Some CL expressions end up creating a cycle: M M or W W W or B (W K) (W (W K)) (B (W K) (W (W K))). After a certain number of contractions, the interpreter ends up with an expression it has already encountered. If you issue the cycles on command, the interpreter keeps track of every expression in the current reduction, and stops when it detects a cyclical reduction.

detect on causes the interpreter to count and mark primitives eligible for contraction (with an asterisk), regardless of reduction order. It does "normal order" reduction, but ignores that for the contraction count. This only has utility with trace on.

Turning cycle detection on will add time to an expression's reduction, as will possible contraction detection.

Matching a pattern during reduction

cl v1.6 adds a way to control reduction: stop when the (partially) reduced expression matches a pattern. cl can perform pattern matching after each contraction, when the user sets a pattern using the match command. unmatch destroys the internal state created by match, so the user can't recall a previous match except by complete re-entry of the command.

Patterns look like expressions with one exception. An asterisk ('*') acts as a wildcard, matching any expression. Any other variable or built-in primitive ocurring in the pattern matches itself literally.

For example, issuing the command match S K K would cause the reduction of S (I K) (S K) K to stop after a single contraction.

Reading in files

You have to double-quote filenames with whitespace or non-alphanumeric characters in them. You can use absolute filenames (beginning with "/") or you can filenames relative to the current working directory of the cl process.

Canonical Expression Representation

The printc command, and cycle detection output use a canonical form of representing a CL expression.

In this case, "canonical" means: pre-order, depth-first, left-to-right traversal of the parse tree, output of a period (".") for each application, and a space before each combinator or variable.

A simple application (K I, for example) looks like this: .K I

A more complex application (P R (Q R)) looks like this: ..P R.Q R

The advantage to this sort of notation is that every application appears explicitly, and variant, semantically-equivalent parentheses don't appear.

Building and installing

I developed this program on Slackware and Arch Linuxes. I used versions of the C compilers GCC, LCC, PCC, TCC and Clang. I tried to make it as ANSI-C as possible by using various compilers, not allowing any compiler warnings when building, and using as many warning flags for GCC compiles as possible.

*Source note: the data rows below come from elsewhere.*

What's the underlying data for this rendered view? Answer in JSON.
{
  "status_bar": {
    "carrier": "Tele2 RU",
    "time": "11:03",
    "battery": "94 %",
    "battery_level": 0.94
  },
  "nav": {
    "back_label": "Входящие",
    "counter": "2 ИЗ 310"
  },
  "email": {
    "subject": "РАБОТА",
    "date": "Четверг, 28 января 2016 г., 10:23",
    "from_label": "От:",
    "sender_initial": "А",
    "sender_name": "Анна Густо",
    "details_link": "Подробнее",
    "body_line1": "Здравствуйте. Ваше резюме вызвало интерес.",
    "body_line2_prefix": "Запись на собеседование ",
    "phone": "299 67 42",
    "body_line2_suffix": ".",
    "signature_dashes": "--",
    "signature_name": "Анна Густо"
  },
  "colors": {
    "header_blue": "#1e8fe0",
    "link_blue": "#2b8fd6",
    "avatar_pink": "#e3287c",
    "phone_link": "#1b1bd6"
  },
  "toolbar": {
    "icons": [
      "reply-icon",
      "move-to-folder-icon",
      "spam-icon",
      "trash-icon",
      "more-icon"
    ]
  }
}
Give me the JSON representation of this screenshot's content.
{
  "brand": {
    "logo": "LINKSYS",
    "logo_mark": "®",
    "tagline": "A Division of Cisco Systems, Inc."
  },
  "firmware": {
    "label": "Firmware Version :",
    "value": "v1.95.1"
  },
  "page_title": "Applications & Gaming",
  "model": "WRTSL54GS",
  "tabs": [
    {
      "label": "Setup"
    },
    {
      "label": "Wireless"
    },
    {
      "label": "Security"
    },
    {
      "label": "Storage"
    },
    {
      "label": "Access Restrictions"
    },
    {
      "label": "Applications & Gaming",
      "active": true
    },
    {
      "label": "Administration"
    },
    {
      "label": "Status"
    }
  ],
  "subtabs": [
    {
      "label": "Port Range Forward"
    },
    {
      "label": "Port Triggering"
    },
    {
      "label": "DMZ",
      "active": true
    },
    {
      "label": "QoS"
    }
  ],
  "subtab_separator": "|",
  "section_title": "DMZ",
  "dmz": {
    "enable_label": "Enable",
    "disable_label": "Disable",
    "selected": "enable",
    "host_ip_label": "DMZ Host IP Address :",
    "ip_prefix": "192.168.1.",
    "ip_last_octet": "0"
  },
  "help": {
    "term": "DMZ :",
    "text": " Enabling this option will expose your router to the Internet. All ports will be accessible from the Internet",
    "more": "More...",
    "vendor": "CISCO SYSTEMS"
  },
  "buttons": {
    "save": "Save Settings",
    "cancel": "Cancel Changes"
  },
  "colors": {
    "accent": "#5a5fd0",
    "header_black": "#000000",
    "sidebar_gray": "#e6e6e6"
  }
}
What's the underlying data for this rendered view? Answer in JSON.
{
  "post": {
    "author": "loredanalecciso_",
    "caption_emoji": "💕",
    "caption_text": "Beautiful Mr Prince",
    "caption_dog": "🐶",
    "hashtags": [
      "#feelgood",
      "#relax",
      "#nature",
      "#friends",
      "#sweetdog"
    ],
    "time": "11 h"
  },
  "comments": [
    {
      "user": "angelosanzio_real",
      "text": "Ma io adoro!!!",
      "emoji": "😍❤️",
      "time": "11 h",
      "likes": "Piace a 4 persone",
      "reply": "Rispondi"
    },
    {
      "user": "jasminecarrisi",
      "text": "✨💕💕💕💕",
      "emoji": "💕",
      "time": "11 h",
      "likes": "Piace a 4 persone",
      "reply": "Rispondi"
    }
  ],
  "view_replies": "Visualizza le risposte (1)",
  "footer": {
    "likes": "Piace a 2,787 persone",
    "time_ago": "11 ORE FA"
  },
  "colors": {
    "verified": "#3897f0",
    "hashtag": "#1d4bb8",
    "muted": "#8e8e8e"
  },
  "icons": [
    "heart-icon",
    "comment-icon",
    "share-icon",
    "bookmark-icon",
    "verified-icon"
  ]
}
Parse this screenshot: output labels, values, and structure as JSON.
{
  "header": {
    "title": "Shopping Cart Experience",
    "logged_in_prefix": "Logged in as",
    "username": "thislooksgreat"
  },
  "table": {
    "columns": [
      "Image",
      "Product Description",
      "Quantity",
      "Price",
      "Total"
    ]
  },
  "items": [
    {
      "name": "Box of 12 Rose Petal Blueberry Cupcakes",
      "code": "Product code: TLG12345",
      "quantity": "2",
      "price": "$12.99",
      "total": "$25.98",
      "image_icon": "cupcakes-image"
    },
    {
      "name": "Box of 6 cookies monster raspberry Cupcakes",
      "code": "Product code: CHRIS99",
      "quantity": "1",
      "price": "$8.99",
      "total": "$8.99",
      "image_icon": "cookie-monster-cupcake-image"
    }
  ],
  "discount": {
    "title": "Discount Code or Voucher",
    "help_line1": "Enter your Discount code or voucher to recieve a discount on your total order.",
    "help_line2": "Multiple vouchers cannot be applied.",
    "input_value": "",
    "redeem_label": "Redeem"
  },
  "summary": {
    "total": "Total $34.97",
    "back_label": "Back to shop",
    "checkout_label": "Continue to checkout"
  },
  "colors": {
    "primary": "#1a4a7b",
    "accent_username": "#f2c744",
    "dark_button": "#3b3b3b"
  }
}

I expect it will build on any *BSD-based system, but I haven't tried that.

  1. Get the source code. You can:
  2. Unpack source code. From the command line: tar xzf cl-1.6.tar.gz
  3. Change directory. From the command line: cd cl-1.6
  4. Compile source code. From the command line: make gnu.
    That target ("gnu") should work for almost every linux or BSD computer. Other make targets might work better. make cc uses traditionally-unix-named tools, and may work better on Solaris. Traditional, AT&T derived lex will require a minor edit to file lex.l
  5. At this point, you can test the newly-compiled executable. From the command line: ./runtests. Most of the tests should run quite rapidly, in under a second. At least two of the tests run for 30 seconds or so, and at least one of the tests provokes a syntax error message from the interpreter.
  6. Install the interpreter if you want, or you can execute it in-place. To install, use the cp or mv commands to move or copy the executable to where ever you want it. It does not care what directory it resides in, and it does not look for configuration files anywhere.